I was thinking about the parable of the Good Samaritan (Luke 10) because it's the lesson for this Sunday. Usually, when I think or talk about this lesson, I go straight to the "who is my neighbor?" question. This time, for some reason, what jumped out at me was the answer to that question, which is, "the one who showed him mercy". So, I got to thinking about mercy.
One of the first things to pop into my head was Portia's monologue from Shakespeare's Merchant of Venice . It's a lovely passage, memorized by earnest 8th graders all over America in my day. Remember the bard's great words? "The quality of mercy is not strain'd, It droppeth as the gentle rain from heaven upon the place beneath.
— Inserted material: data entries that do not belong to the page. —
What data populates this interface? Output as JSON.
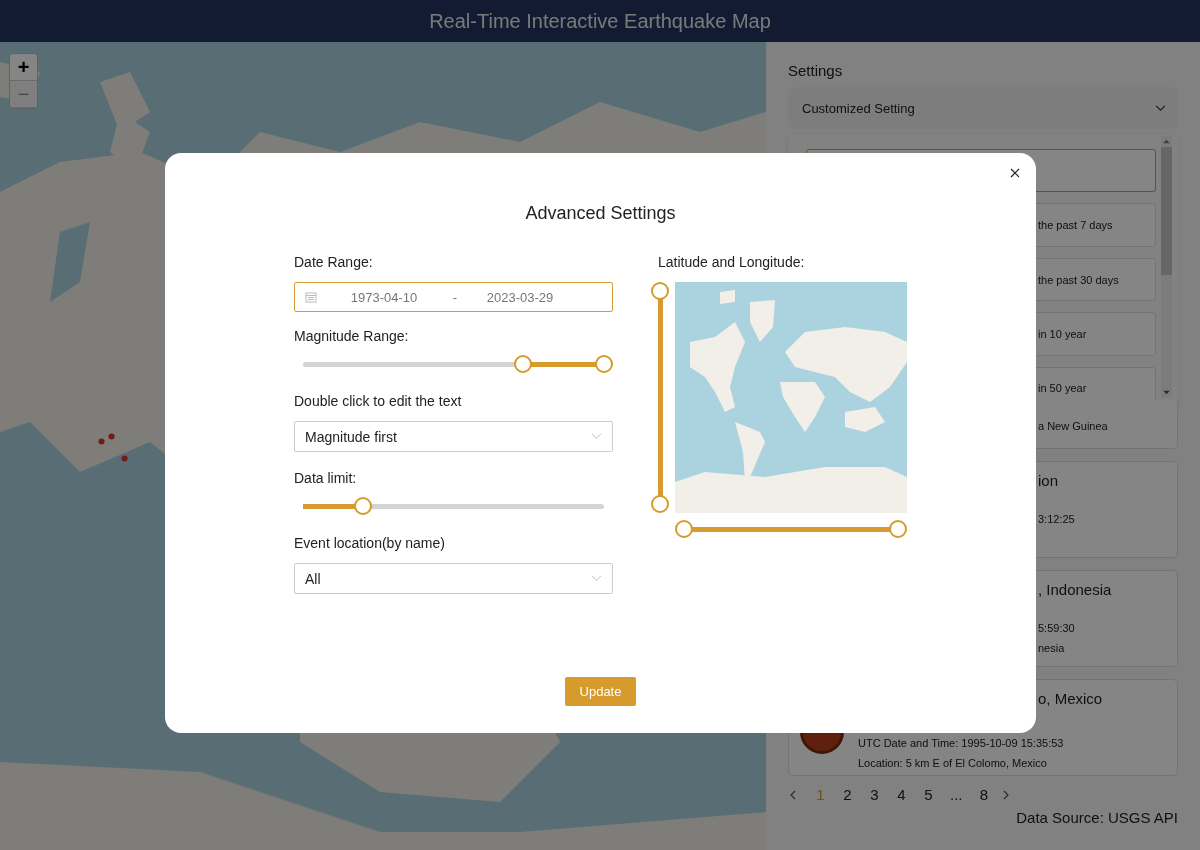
{
  "header": {
    "title": "Real-Time Interactive Earthquake Map"
  },
  "map": {
    "zoom_in": {
      "label": "+",
      "disabled": false
    },
    "zoom_out": {
      "label": "−",
      "disabled": true
    }
  },
  "sidebar": {
    "heading": "Settings",
    "mode_select": {
      "value": "Customized Setting"
    },
    "presets": [
      {
        "selected": true
      },
      {
        "label": "the past 7 days",
        "selected": false
      },
      {
        "label": "the past 30 days",
        "selected": false
      },
      {
        "label": "in 10 year",
        "selected": false
      },
      {
        "label": "in 50 year",
        "selected": false
      }
    ],
    "events": [
      {
        "location": "a New Guinea",
        "badge": false
      },
      {
        "title": "ion",
        "time": "3:12:25",
        "badge": false
      },
      {
        "title": ", Indonesia",
        "time": "5:59:30",
        "location": "nesia",
        "badge": false
      },
      {
        "title": "o, Mexico",
        "time": "UTC Date and Time: 1995-10-09 15:35:53",
        "location": "Location: 5 km E of El Colomo, Mexico",
        "badge": true
      }
    ],
    "pagination": {
      "pages": [
        {
          "label": "1",
          "selected": true
        },
        {
          "label": "2",
          "selected": false
        },
        {
          "label": "3",
          "selected": false
        },
        {
          "label": "4",
          "selected": false
        },
        {
          "label": "5",
          "selected": false
        },
        {
          "label": "...",
          "selected": false
        },
        {
          "label": "8",
          "selected": false
        }
      ]
    },
    "source": "Data Source: USGS API"
  },
  "modal": {
    "title": "Advanced Settings",
    "date_range": {
      "label": "Date Range:",
      "start": "1973-04-10",
      "separator": "-",
      "end": "2023-03-29",
      "focused": true
    },
    "magnitude_range": {
      "label": "Magnitude Range:",
      "thumbs": [
        {
          "level": 0.73
        },
        {
          "level": 1
        }
      ]
    },
    "sort": {
      "label": "Double click to edit the text",
      "value": "Magnitude first"
    },
    "data_limit": {
      "label": "Data limit:",
      "level": 0.2
    },
    "event_location": {
      "label": "Event location(by name)",
      "value": "All"
    },
    "lat_long": {
      "label": "Latitude and Longitude:",
      "latitude": [
        {
          "level": 1
        },
        {
          "level": 0
        }
      ],
      "longitude": [
        {
          "level": 0
        },
        {
          "level": 1
        }
      ]
    },
    "button": "Update"
  }
}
It is twice blest: It blesseth him that gives and him that takes."
So, in the rain this morning I found myself again thinking about mercy. I understood mercy so well as a child! Life was consistent for me and I knew the rules and the consequences and so when I was spared a deserved consequence I recognized mercy. In those situations mercy looked a lot like forgiveness or grace. Other times, it was a peer helping me bridge the gap of being the new kid - offering me a place at the lunch table or supplying an introduction to a teacher or student. In those situations, mercy was closer to kindness. In both cases though, the forgiveness or the kindness, mercy was not asked for by me nor coerced from the giver.
In the Good Samaritan story we are told that the Samaritan was moved by pity. I think that's why a parent revokes a well-deserved punishment or a child befriends a new kid at school - they are moved. Maybe pity isn't the best word. Other translations and paraphrases of the story say things like "his heart went out to him" or "he had compassion". That fits closer with my own experience and understanding of mercy but I really want to hang on to the idea that we are MOVED to be merciful. I think that is why it blesses us to show mercy - that impulse is a small encounter with God.
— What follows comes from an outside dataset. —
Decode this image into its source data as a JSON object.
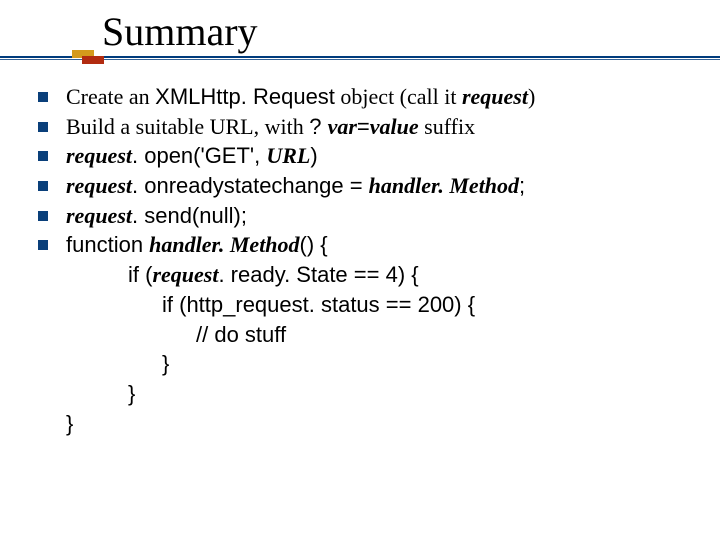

And then here's the part that could keep me standing outside in the rain for a long time - as soon as I start TRYING to be merciful I don't think that what I give will be mercy. It might be forgiveness, and it might be kindness, but it won't be mercy. I'm pretty sure I can only do mercy when God is working through me.
So mercy falls as gentle rain from heaven; may we be moved to mercy often. And if the spirit moves you - go out and play in the rain with some kids!